Intrastate travel and looming summer weather have improved Australian occupancy for the past three months, a trend that Claxton believes is set to also continue over the next three months.

Leading the pack, New Zealand may be well below 2019 occupancy levels, but compared to the rest of the world, October occupancy of 58.5 percent makes it one of the top performers in the region, if not the world, to Claxton’s surprise.

Central & South America: Peru Peaks
Peru locked down in March, ahead of many North American and European countries but quickly reopened in June. Performance this year has been consistently strong due to government initiatives intended to relieve the troubled accommodations sector.

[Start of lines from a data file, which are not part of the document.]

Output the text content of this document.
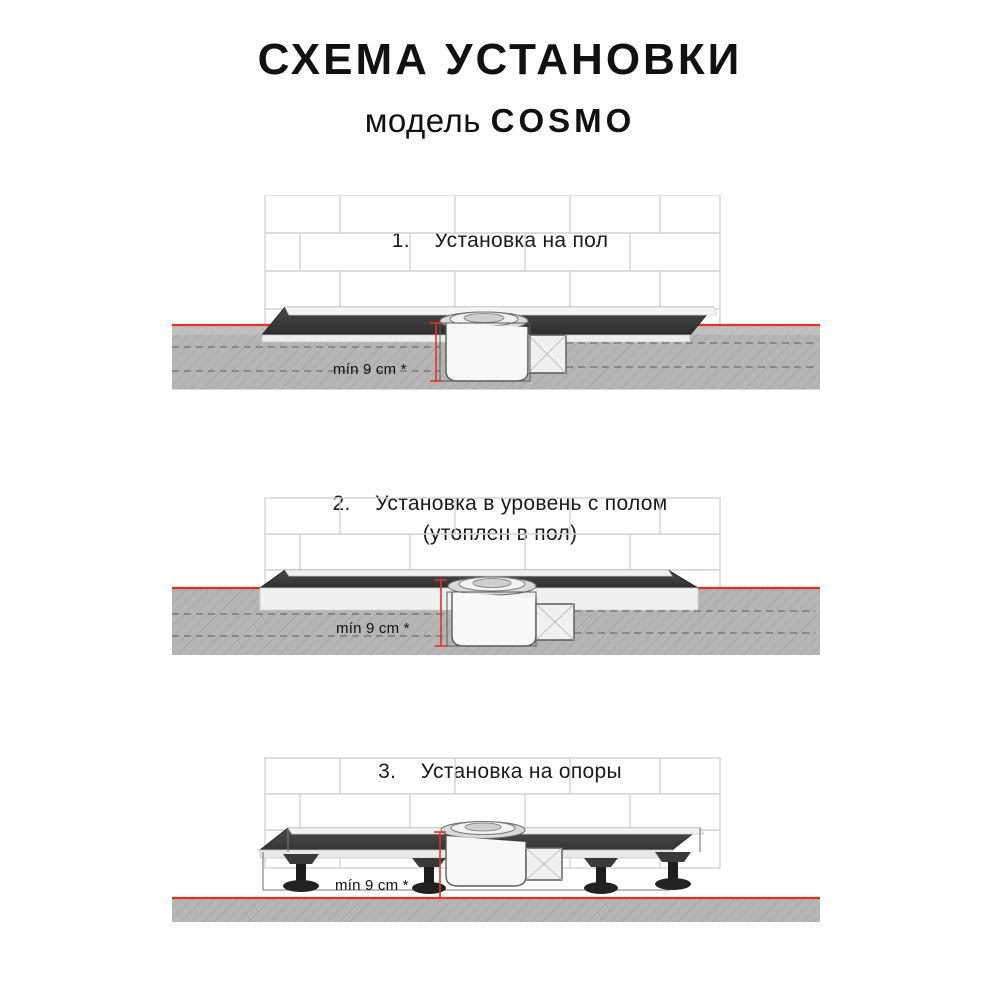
СХЕМА УСТАНОВКИ
модель COSMO
1. Установка на пол
mín 9 cm *
2. Установка в уровень с полом
(утоплен в пол)
mín 9 cm *
3. Установка на опоры
mín 9 cm *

Claxton attributes these measures leading to strong growth in Lima hotel group demand. Year-over-year group demand growth peaked in June and has since slowed, with only 3.5 percent growth in October. The rest of the world’s group demand is sitting somewhere around 80 percent loss. Transient demand, as Claxton expected, was down almost 70 percent in October. Unfortunately for the rest of the region, Peru was the lone performance outlier in this regard.

Takeaways
As we enter 2021, Claxton is hopeful and confident in global hotel performance for this first quarter and this entire year. With the implementation of COVID-19 vaccines and the continuation of mask mandates, Claxton predicts the onward and upward increase in occupancy as the year unfolds. He is using the hindsight of 2020 as foresight into 2021 and the future of the world’s hotels are certainly looking brighter.